An alternative would be to add a column to the categorylinks table, say cl_type. It could be an ENUM or some short text type. Then the index could be altered to include this field at the start of it.
Presumably the rationale for combining these two things into cl_sortkey is to avoid a schema change, and to make the paging code slightly simpler. But I worry that future generations of MediaWiki developers will curse us for laziness and obfuscation.
I think Tim has opinions on what would be a good choice to convert the article title into sort key -- if not, I'll have to research it and hopefully not come up with a completely incorrect answer.
Well, I've said ICU, possibly with a PHP simulation of some Western European sort key algorithm for the benefit of users without access to ICU. But I formed that opinion years ago, and I never properly surveyed all the possible solutions in the first place. It probably makes sense to do a little of your own research.
Note that I specifically excluded the actual implementation of language-dependent sort keys from the requirements list when I wrote up this project. It could easily eat up a lot of time, and it's not necessary for a proof-of-principle implementation.
- On category pages, maintain three offsets and do three queries (or
maybe UNION them together, doesn't matter), one for each of categories/regular pages/files. Because of (1), this will be efficient and will also sort less unreasonably for non-English languages.

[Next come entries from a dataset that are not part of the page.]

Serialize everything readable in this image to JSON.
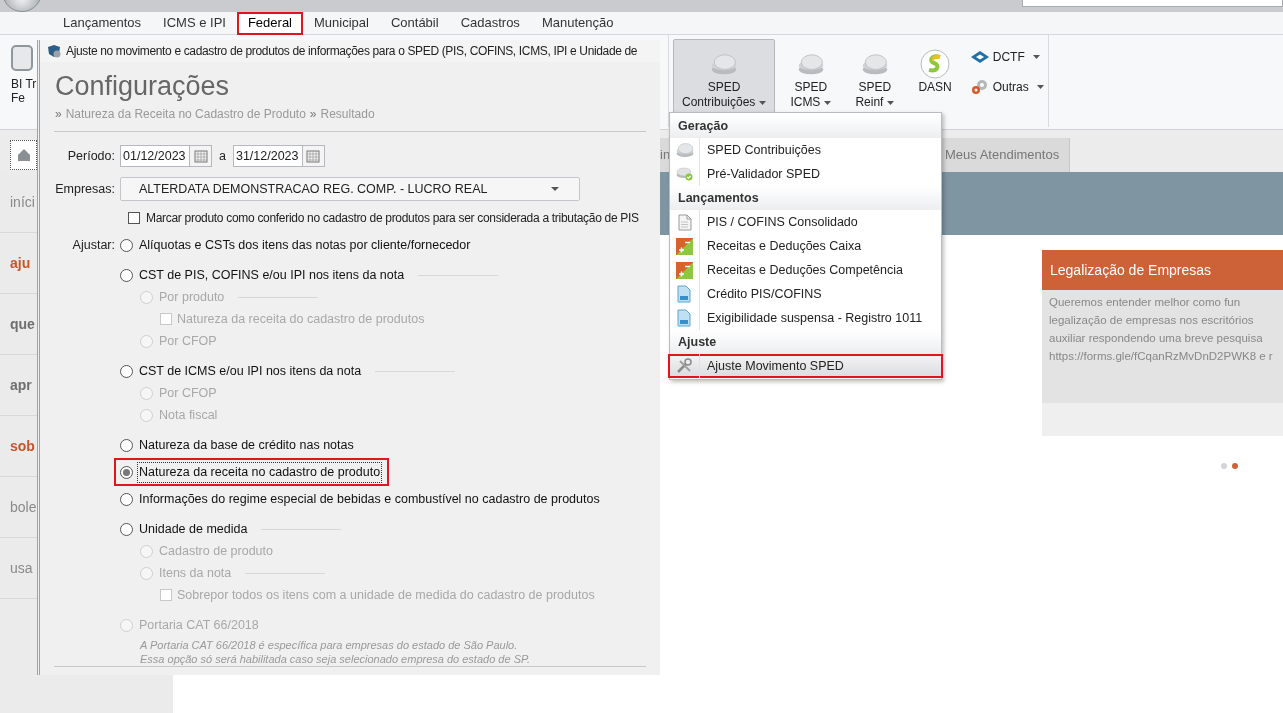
{
  "menu_tabs": [
    {
      "label": "Lançamentos",
      "selected": false,
      "highlighted": false
    },
    {
      "label": "ICMS e IPI",
      "selected": false,
      "highlighted": false
    },
    {
      "label": "Federal",
      "selected": true,
      "highlighted": true
    },
    {
      "label": "Municipal",
      "selected": false,
      "highlighted": false
    },
    {
      "label": "Contábil",
      "selected": false,
      "highlighted": false
    },
    {
      "label": "Cadastros",
      "selected": false,
      "highlighted": false
    },
    {
      "label": "Manutenção",
      "selected": false,
      "highlighted": false
    }
  ],
  "ribbon": {
    "left_button": {
      "lines": [
        "BI Tr",
        "Fe"
      ]
    },
    "buttons": [
      {
        "kind": "large",
        "lines": [
          "SPED",
          "Contribuições"
        ],
        "dropdown": true,
        "pressed": true
      },
      {
        "kind": "large",
        "lines": [
          "SPED",
          "ICMS"
        ],
        "dropdown": true,
        "pressed": false
      },
      {
        "kind": "large",
        "lines": [
          "SPED",
          "Reinf"
        ],
        "dropdown": true,
        "pressed": false
      },
      {
        "kind": "large",
        "lines": [
          "DASN"
        ],
        "dropdown": false,
        "pressed": false
      }
    ],
    "small_buttons": [
      {
        "label": "DCTF",
        "dropdown": true
      },
      {
        "label": "Outras",
        "dropdown": true
      }
    ]
  },
  "content_tabs": [
    {
      "label": "in",
      "selected": false
    },
    {
      "label": "Meus Atendimentos",
      "selected": false
    }
  ],
  "sidebar": {
    "items": [
      {
        "label": "iníci",
        "color": "#8a8a8a"
      },
      {
        "label": "aju",
        "color": "#c8552a"
      },
      {
        "label": "que",
        "color": "#6f6f6f"
      },
      {
        "label": "apr",
        "color": "#6f6f6f"
      },
      {
        "label": "sob",
        "color": "#c8552a"
      },
      {
        "label": "bole",
        "color": "#8a8a8a"
      },
      {
        "label": "usa",
        "color": "#8a8a8a"
      }
    ]
  },
  "card": {
    "title": "Legalização de Empresas",
    "lines": [
      "Queremos entender melhor como fun",
      "legalização de empresas nos escritórios",
      "auxiliar respondendo uma breve pesquisa",
      "https://forms.gle/fCqanRzMvDnD2PWK8 e r"
    ]
  },
  "carousel": {
    "dots": [
      {
        "selected": false
      },
      {
        "selected": true
      }
    ]
  },
  "dialog": {
    "title": "Ajuste no movimento e cadastro de produtos de informações para o SPED (PIS, COFINS, ICMS, IPI e Unidade de",
    "heading": "Configurações",
    "breadcrumb": {
      "separator": "»",
      "items": [
        "Natureza da Receita no Cadastro de Produto",
        "Resultado"
      ]
    },
    "period": {
      "label": "Período:",
      "from": "01/12/2023",
      "between": "a",
      "to": "31/12/2023"
    },
    "company": {
      "label": "Empresas:",
      "value": "ALTERDATA DEMONSTRACAO REG. COMP. - LUCRO REAL"
    },
    "mark_checkbox": {
      "label": "Marcar produto como conferido no cadastro de produtos para ser considerada a tributação de PIS",
      "checked": false
    },
    "adjust_label": "Ajustar:",
    "options": [
      {
        "kind": "radio",
        "label": "Alíquotas e CSTs dos itens das notas por cliente/fornecedor",
        "selected": false,
        "disabled": false,
        "highlighted": false
      },
      {
        "kind": "radio",
        "label": "CST de PIS, COFINS e/ou IPI nos itens da nota",
        "selected": false,
        "disabled": false,
        "highlighted": false,
        "children": [
          {
            "kind": "radio",
            "label": "Por produto",
            "selected": false,
            "disabled": true,
            "highlighted": false,
            "children": [
              {
                "kind": "checkbox",
                "label": "Natureza da receita do cadastro de produtos",
                "checked": false,
                "disabled": true
              }
            ]
          },
          {
            "kind": "radio",
            "label": "Por CFOP",
            "selected": false,
            "disabled": true,
            "highlighted": false
          }
        ]
      },
      {
        "kind": "radio",
        "label": "CST de ICMS e/ou IPI nos itens da nota",
        "selected": false,
        "disabled": false,
        "highlighted": false,
        "children": [
          {
            "kind": "radio",
            "label": "Por CFOP",
            "selected": false,
            "disabled": true,
            "highlighted": false
          },
          {
            "kind": "radio",
            "label": "Nota fiscal",
            "selected": false,
            "disabled": true,
            "highlighted": false
          }
        ]
      },
      {
        "kind": "radio",
        "label": "Natureza da base de crédito nas notas",
        "selected": false,
        "disabled": false,
        "highlighted": false
      },
      {
        "kind": "radio",
        "label": "Natureza da receita no cadastro de produto",
        "selected": true,
        "disabled": false,
        "highlighted": true
      },
      {
        "kind": "radio",
        "label": "Informações do regime especial de bebidas e combustível no cadastro de produtos",
        "selected": false,
        "disabled": false,
        "highlighted": false
      },
      {
        "kind": "radio",
        "label": "Unidade de medida",
        "selected": false,
        "disabled": false,
        "highlighted": false,
        "children": [
          {
            "kind": "radio",
            "label": "Cadastro de produto",
            "selected": false,
            "disabled": true,
            "highlighted": false
          },
          {
            "kind": "radio",
            "label": "Itens da nota",
            "selected": false,
            "disabled": true,
            "highlighted": false,
            "children": [
              {
                "kind": "checkbox",
                "label": "Sobrepor todos os itens com a unidade de medida do cadastro de produtos",
                "checked": false,
                "disabled": true
              }
            ]
          }
        ]
      },
      {
        "kind": "radio",
        "label": "Portaria CAT 66/2018",
        "selected": false,
        "disabled": true,
        "highlighted": false,
        "note": [
          "A Portaria CAT 66/2018 é específica para empresas do estado de São Paulo.",
          "Essa opção só será habilitada caso seja selecionado empresa do estado de SP."
        ]
      }
    ]
  },
  "dropdown_menu": {
    "sections": [
      {
        "title": "Geração",
        "items": [
          {
            "label": "SPED Contribuições",
            "highlighted": false
          },
          {
            "label": "Pré-Validador SPED",
            "highlighted": false
          }
        ]
      },
      {
        "title": "Lançamentos",
        "items": [
          {
            "label": "PIS / COFINS Consolidado",
            "highlighted": false
          },
          {
            "label": "Receitas e Deduções Caixa",
            "highlighted": false
          },
          {
            "label": "Receitas e Deduções Competência",
            "highlighted": false
          },
          {
            "label": "Crédito PIS/COFINS",
            "highlighted": false
          },
          {
            "label": "Exigibilidade suspensa - Registro 1011",
            "highlighted": false
          }
        ]
      },
      {
        "title": "Ajuste",
        "items": [
          {
            "label": "Ajuste Movimento SPED",
            "highlighted": true
          }
        ]
      }
    ]
  }
}
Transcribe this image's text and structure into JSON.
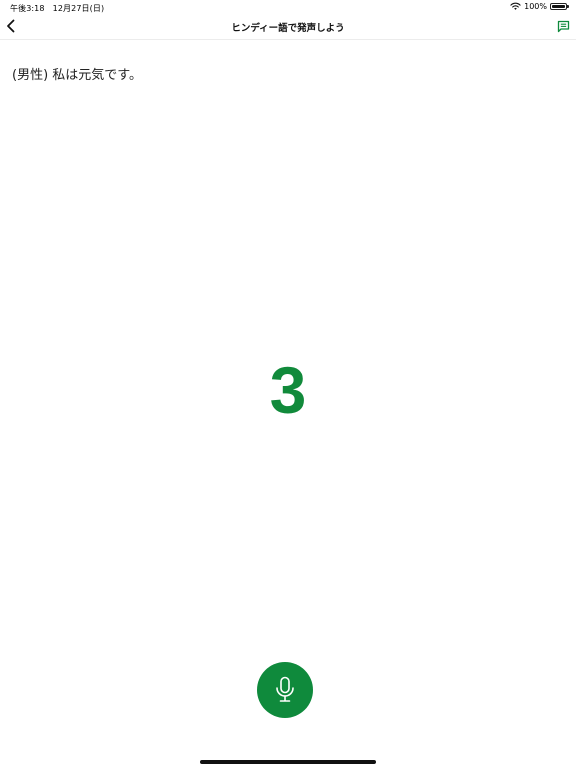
{
  "status_bar": {
    "time": "午後3:18　12月27日(日)",
    "battery_percent": "100%",
    "battery_level": 1.0
  },
  "nav": {
    "title": "ヒンディー語で発声しよう",
    "back_icon": "chevron-left-icon",
    "chat_icon": "chat-bubble-icon"
  },
  "phrase": {
    "text": "(男性) 私は元気です。"
  },
  "countdown": {
    "value": "3"
  },
  "mic": {
    "icon": "microphone-icon"
  },
  "colors": {
    "accent_green": "#0f8a3c",
    "countdown_green": "#118a3b"
  }
}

One problem that was pointed out somewhere in the massive useless discussion on bug 164 is that we'd have to do something to display the first letter for each section. Currently it's just the first letter of the sortkey, but if that's some binary string, that becomes a problem. I'm not seeing an obvious solution, since the sortkey-generation algorithm will be opaque to us. If it sorts Á the same as A, then how do we figure out that the "canonical" first letter for the section should be "A" and not "Á"? How do we even figure out where the sections begin or end? Would that even make sense in all cases? At a first pass, I'd say we should just skip the first letter and display all the items straight from beginning to end without section divisions. I don't think that's a big problem.
Roan is also asking for a store of the plain text form in this thread.
Work out how much space we would need to additionally store the category keys in plain text. Then we will know what sort of tradeoff we are looking at. Have you got a toolserver account you can use to do the sums?
Since we won't be sorting on the plain text form anymore, we could use some tricks to save space. For instance, if the sort key is the same as the article title, we could store NULL instead of another copy of the article title. That should save 95% or so.
-- Tim Starling